One-half head of cabbage; one bunch of celery; two hard-boiled eggs, all chopped fine. Mix with it two teaspoonfuls of sugar, two of mustard, one-half of pepper and salt. Moisten with vinegar.
Two or three heads of white lettuce, two hard-boiled eggs, two teaspoonfuls of olive oil, one-half teaspoonful of salt, one tea-spoonful of white sugar, one-half teaspoonful of French mustard, one teaspoonful of pepper, four tablespoonfuls of sharp vinegar. Rub the yolks fine, add the sugar, salt, mustard and oil. Let them stand five minutes, and then beat in the vinegar. Cut the lettuce up with a knife and fork, - a chopper would bruise it; put into a dish, add the dressing and mix by tossing with a silver fork.

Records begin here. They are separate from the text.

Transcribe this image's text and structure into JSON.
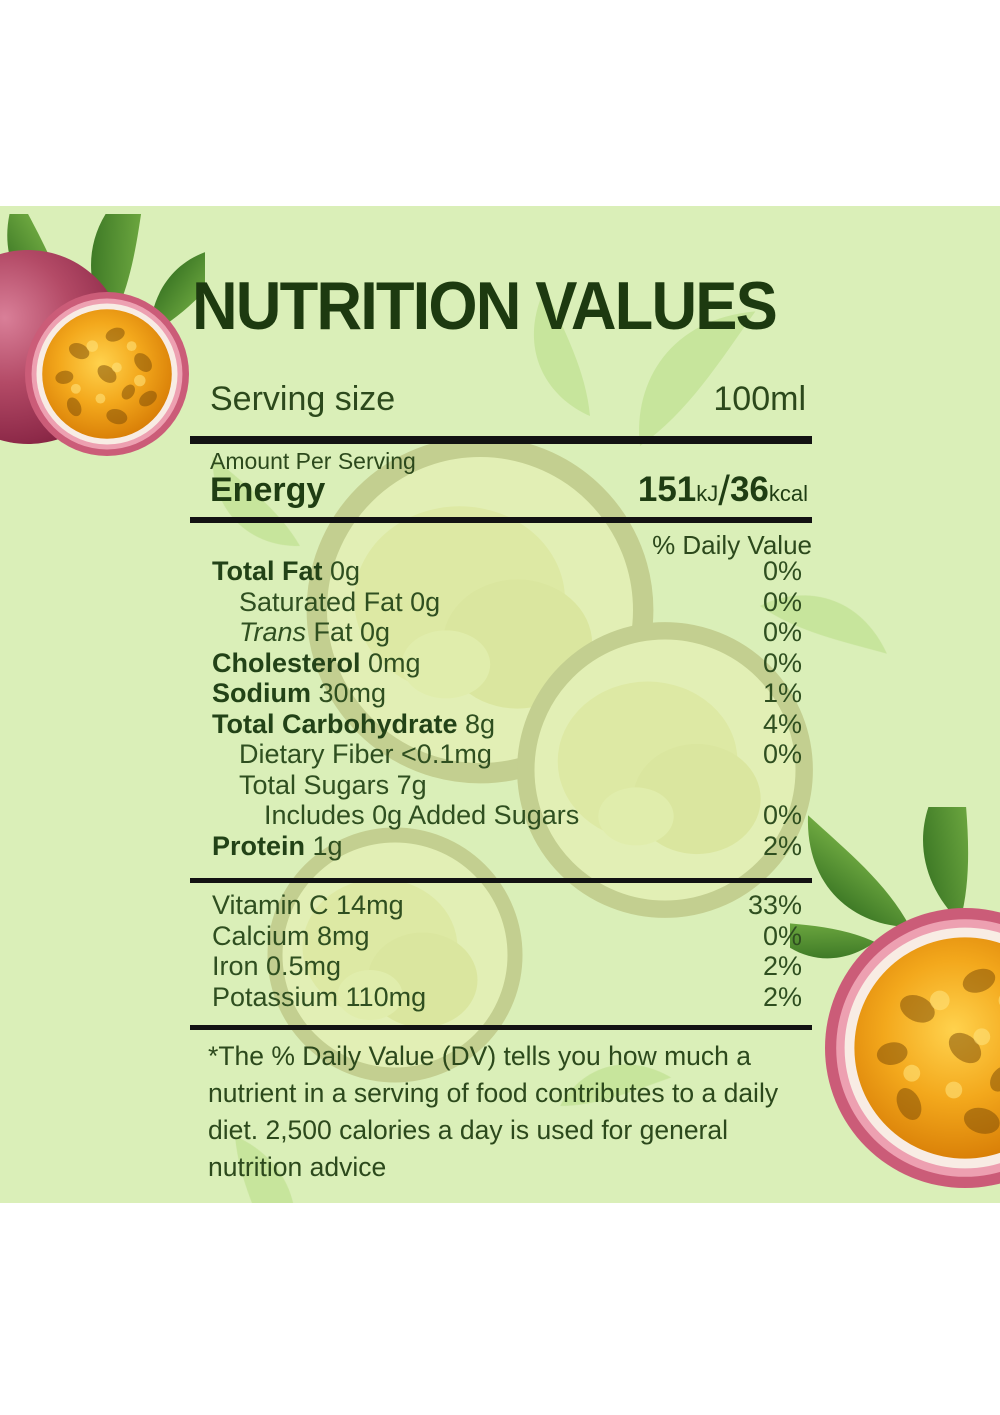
{
  "title": "NUTRITION VALUES",
  "serving_row": {
    "label": "Serving size",
    "value": "100ml"
  },
  "amount_per_serving": "Amount Per Serving",
  "energy": {
    "label": "Energy",
    "kj_value": "151",
    "kj_unit": "kJ",
    "slash": "/",
    "kcal_value": "36",
    "kcal_unit": "kcal"
  },
  "daily_value_header": "% Daily Value",
  "nutrients": [
    {
      "segments": [
        {
          "t": "Total Fat",
          "b": true
        },
        {
          "t": " 0g"
        }
      ],
      "dv": "0%",
      "indent": 0
    },
    {
      "segments": [
        {
          "t": "Saturated Fat 0g"
        }
      ],
      "dv": "0%",
      "indent": 1
    },
    {
      "segments": [
        {
          "t": "Trans",
          "i": true
        },
        {
          "t": " Fat 0g"
        }
      ],
      "dv": "0%",
      "indent": 1
    },
    {
      "segments": [
        {
          "t": "Cholesterol",
          "b": true
        },
        {
          "t": " 0mg"
        }
      ],
      "dv": "0%",
      "indent": 0
    },
    {
      "segments": [
        {
          "t": "Sodium",
          "b": true
        },
        {
          "t": " 30mg"
        }
      ],
      "dv": "1%",
      "indent": 0
    },
    {
      "segments": [
        {
          "t": "Total Carbohydrate",
          "b": true
        },
        {
          "t": " 8g"
        }
      ],
      "dv": "4%",
      "indent": 0
    },
    {
      "segments": [
        {
          "t": "Dietary Fiber <0.1mg"
        }
      ],
      "dv": "0%",
      "indent": 1
    },
    {
      "segments": [
        {
          "t": "Total Sugars 7g"
        }
      ],
      "dv": "",
      "indent": 1
    },
    {
      "segments": [
        {
          "t": "Includes 0g Added Sugars"
        }
      ],
      "dv": "0%",
      "indent": 2
    },
    {
      "segments": [
        {
          "t": "Protein",
          "b": true
        },
        {
          "t": " 1g"
        }
      ],
      "dv": "2%",
      "indent": 0
    }
  ],
  "minerals": [
    {
      "segments": [
        {
          "t": "Vitamin C 14mg"
        }
      ],
      "dv": "33%",
      "indent": 0
    },
    {
      "segments": [
        {
          "t": "Calcium 8mg"
        }
      ],
      "dv": "0%",
      "indent": 0
    },
    {
      "segments": [
        {
          "t": "Iron 0.5mg"
        }
      ],
      "dv": "2%",
      "indent": 0
    },
    {
      "segments": [
        {
          "t": "Potassium 110mg"
        }
      ],
      "dv": "2%",
      "indent": 0
    }
  ],
  "footnote": "*The % Daily Value (DV) tells you how much a nutrient in a serving of food contributes to a daily diet. 2,500 calories a day is used for general nutrition advice",
  "colors": {
    "background_green": "#daefb8",
    "title_green": "#1d3a10",
    "text_green": "#2c491c",
    "rule_black": "#121212",
    "fruit_rim_pink": "#cb5c78",
    "fruit_pulp_orange": "#f3a81c",
    "leaf_green": "#3f7a28"
  },
  "images": {
    "top_left": "passion-fruit-whole-and-half-with-leaves",
    "bottom_right": "passion-fruit-half-with-leaf",
    "background": "faded-passion-fruit-watermark"
  }
}
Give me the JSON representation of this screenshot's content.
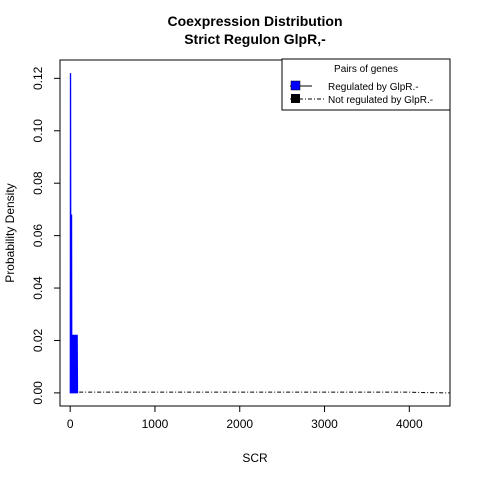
{
  "chart_data": {
    "type": "area",
    "title": "Coexpression Distribution",
    "subtitle": "Strict Regulon GlpR,-",
    "xlabel": "SCR",
    "ylabel": "Probability Density",
    "xlim": [
      -120,
      4480
    ],
    "ylim": [
      -0.005,
      0.127
    ],
    "x_ticks": [
      0,
      1000,
      2000,
      3000,
      4000
    ],
    "y_ticks": [
      0.0,
      0.02,
      0.04,
      0.06,
      0.08,
      0.1,
      0.12
    ],
    "x_tick_labels": [
      "0",
      "1000",
      "2000",
      "3000",
      "4000"
    ],
    "y_tick_labels": [
      "0.00",
      "0.02",
      "0.04",
      "0.06",
      "0.08",
      "0.10",
      "0.12"
    ],
    "legend": {
      "title": "Pairs of genes",
      "placement": "top-right",
      "entries": [
        "Regulated by  GlpR.-",
        "Not regulated by  GlpR.-"
      ]
    },
    "series": [
      {
        "name": "Regulated by  GlpR.-",
        "color": "#0000ff",
        "style": "filled-spikes",
        "x": [
          0,
          2,
          4,
          6,
          8,
          10,
          12,
          14,
          16,
          18,
          20,
          22,
          24,
          26,
          28,
          30,
          32,
          36,
          40,
          44,
          48,
          52,
          56,
          60,
          64,
          68,
          72,
          76,
          80,
          84,
          88
        ],
        "y": [
          0.002,
          0.122,
          0.104,
          0.122,
          0.068,
          0.047,
          0.026,
          0.022,
          0.052,
          0.068,
          0.022,
          0.022,
          0.022,
          0.022,
          0.022,
          0.022,
          0.022,
          0.022,
          0.022,
          0.022,
          0.022,
          0.022,
          0.022,
          0.022,
          0.022,
          0.022,
          0.022,
          0.022,
          0.022,
          0.022,
          0.0
        ]
      },
      {
        "name": "Not regulated by  GlpR.-",
        "color": "#000000",
        "style": "dash-dot",
        "x": [
          0,
          500,
          1000,
          1500,
          2000,
          2500,
          3000,
          3500,
          4000,
          4200,
          4480
        ],
        "y": [
          0.0003,
          0.0003,
          0.0003,
          0.0003,
          0.0003,
          0.0003,
          0.0003,
          0.0003,
          0.0003,
          0.0001,
          0.0
        ]
      }
    ]
  }
}
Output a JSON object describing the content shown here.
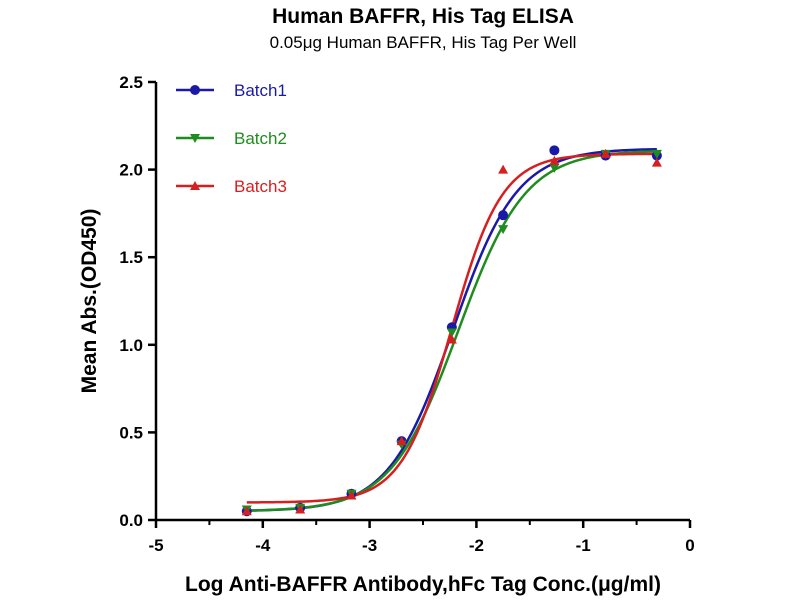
{
  "chart_data": {
    "type": "scatter",
    "title": "Human BAFFR, His Tag ELISA",
    "subtitle": "0.05μg Human BAFFR, His Tag Per Well",
    "xlabel": "Log Anti-BAFFR Antibody,hFc Tag Conc.(μg/ml)",
    "ylabel": "Mean Abs.(OD450)",
    "xlim": [
      -5,
      0
    ],
    "ylim": [
      0,
      2.5
    ],
    "x_ticks": [
      "-5",
      "-4",
      "-3",
      "-2",
      "-1",
      "0"
    ],
    "y_ticks": [
      "0.0",
      "0.5",
      "1.0",
      "1.5",
      "2.0",
      "2.5"
    ],
    "grid": false,
    "legend": "top-left",
    "series": [
      {
        "name": "Batch1",
        "color": "#1a1aa6",
        "marker": "circle",
        "x": [
          -4.15,
          -3.65,
          -3.17,
          -2.7,
          -2.23,
          -1.75,
          -1.27,
          -0.79,
          -0.31
        ],
        "y": [
          0.05,
          0.07,
          0.15,
          0.45,
          1.1,
          1.74,
          2.11,
          2.08,
          2.08
        ],
        "fit": {
          "bottom": 0.05,
          "top": 2.12,
          "logEC50": -2.22,
          "hill": 1.45
        }
      },
      {
        "name": "Batch2",
        "color": "#1e8c1e",
        "marker": "triangle-down",
        "x": [
          -4.15,
          -3.65,
          -3.17,
          -2.7,
          -2.23,
          -1.75,
          -1.27,
          -0.79,
          -0.31
        ],
        "y": [
          0.06,
          0.07,
          0.15,
          0.43,
          1.07,
          1.66,
          2.01,
          2.09,
          2.09
        ],
        "fit": {
          "bottom": 0.05,
          "top": 2.11,
          "logEC50": -2.17,
          "hill": 1.38
        }
      },
      {
        "name": "Batch3",
        "color": "#d42020",
        "marker": "triangle-up",
        "x": [
          -4.15,
          -3.65,
          -3.17,
          -2.7,
          -2.23,
          -1.75,
          -1.27,
          -0.79,
          -0.31
        ],
        "y": [
          0.05,
          0.06,
          0.14,
          0.45,
          1.03,
          2.0,
          2.05,
          2.09,
          2.04
        ],
        "fit": {
          "bottom": 0.1,
          "top": 2.09,
          "logEC50": -2.23,
          "hill": 1.85
        }
      }
    ]
  }
}
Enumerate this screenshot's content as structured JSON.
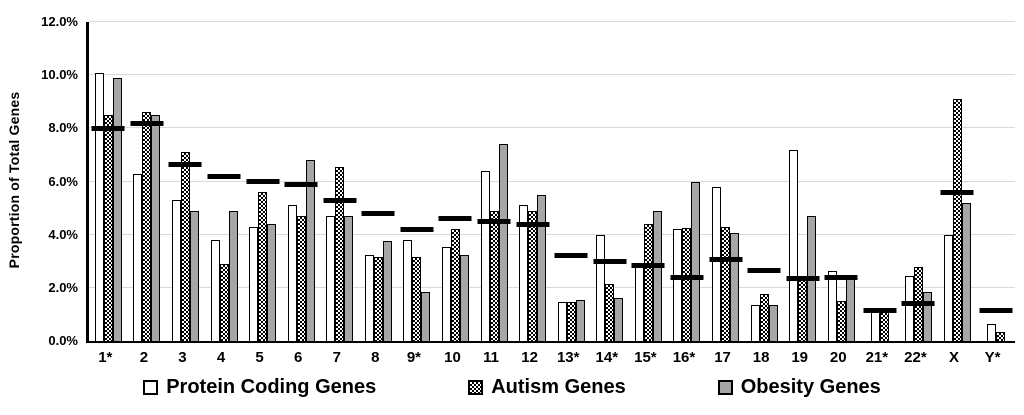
{
  "y_axis": {
    "title": "Proportion of Total Genes",
    "tick_labels": [
      "0.0%",
      "2.0%",
      "4.0%",
      "6.0%",
      "8.0%",
      "10.0%",
      "12.0%"
    ],
    "tick_values": [
      0,
      2,
      4,
      6,
      8,
      10,
      12
    ]
  },
  "colors": {
    "bar_white": "#ffffff",
    "bar_gray": "#a6a6a6",
    "pattern_black": "#000000",
    "gridline": "#d9d9d9",
    "axis": "#000000",
    "dash_marker": "#000000"
  },
  "chart_data": {
    "type": "bar",
    "title": "",
    "xlabel": "",
    "ylabel": "Proportion of Total Genes",
    "ylim": [
      0,
      12
    ],
    "y_unit": "%",
    "grid": true,
    "legend_position": "bottom",
    "categories": [
      "1*",
      "2",
      "3",
      "4",
      "5",
      "6",
      "7",
      "8",
      "9*",
      "10",
      "11",
      "12",
      "13*",
      "14*",
      "15*",
      "16*",
      "17",
      "18",
      "19",
      "20",
      "21*",
      "22*",
      "X",
      "Y*"
    ],
    "series": [
      {
        "name": "Protein Coding Genes",
        "style": "white",
        "values": [
          10.1,
          6.3,
          5.3,
          3.8,
          4.3,
          5.1,
          4.7,
          3.25,
          3.8,
          3.55,
          6.4,
          5.1,
          1.45,
          4.0,
          2.9,
          4.2,
          5.8,
          1.35,
          7.2,
          2.65,
          1.15,
          2.45,
          4.0,
          0.65
        ]
      },
      {
        "name": "Autism Genes",
        "style": "checkered",
        "values": [
          8.5,
          8.6,
          7.1,
          2.9,
          5.6,
          4.7,
          6.55,
          3.15,
          3.15,
          4.2,
          4.9,
          4.9,
          1.45,
          2.15,
          4.4,
          4.25,
          4.3,
          1.75,
          2.4,
          1.5,
          1.15,
          2.8,
          9.1,
          0.35
        ]
      },
      {
        "name": "Obesity Genes",
        "style": "gray",
        "values": [
          9.9,
          8.5,
          4.9,
          4.9,
          4.4,
          6.8,
          4.7,
          3.75,
          1.85,
          3.25,
          7.4,
          5.5,
          1.55,
          1.6,
          4.9,
          6.0,
          4.05,
          1.35,
          4.7,
          2.35,
          0,
          1.85,
          5.2,
          0
        ]
      }
    ],
    "dash_markers": {
      "style": "black-dash",
      "values": [
        8.0,
        8.2,
        6.65,
        6.2,
        6.0,
        5.9,
        5.3,
        4.8,
        4.2,
        4.6,
        4.5,
        4.4,
        3.2,
        3.0,
        2.85,
        2.4,
        3.05,
        2.65,
        2.35,
        2.4,
        1.15,
        1.4,
        5.6,
        1.15
      ]
    }
  }
}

Pull the leaves apart and wash carefully each leaf for fear of insects; arrange nicely on a flat dish, and ornament with hard-boiled eggs, sliced round, and cover with vinegar and sugar if you like.
One cup vinegar, six tablespoonfuls milk, three tablespoonfuls butter, two eggs, well beaten, one tablespoonful mixed mustard, one teaspoonful of black pepper, one tablespoonful sugar, one tablespoonful of salt. Put it on the stove and boil twenty minutes. Pour it on a half head of cabbage, chopped fine.
One tablespoonful of mixed mustard, one teaspoonful of salt, black and red pepper to season well; yolks of two raw eggs, one pint of sweet oil, well mixed with the eggs, a little at a time, one wineglassful of vinegar, well mixed, a little at a time; as you are mixing the oil with the vinegar, dissolve the yolks of two hard-boiled eggs with a cruet of vinegar; mix this with the above, add one tablespoonful of cream. At the last, use the whites of the boiled eggs chopped with the lobster.
One-half pint of very strong vinegar, one tablespoonful of flour, one tablespoonful of mustard. Cook well and add one tablespoonful of butter. Let it get cold. When wanted for use, take a tablespoonful of it and add nice thick cream.
Shave a head of white cabbage very fine. For one quart of slaw, take the yolks of three eggs, beat them well, stir into them one tumbler and a half of good vinegar, two teaspoonfuls of loaf sugar, piece of butter the size of a walnut, one teaspoonful of mixed mustard, salt and pepper to taste. Mix all together with the yolks, and put into a stew-pan. When boiling hot, add the cabbage, and stew five minutes. Toss it frequently from the bottom with a silver fork. Dish the slaw and set it where it will become perfectly cold - on ice if possible. Add one coffeecupful of thick cream just before serving, stirring it with a silver fork. If the vinegar is very strong, use less in proportion.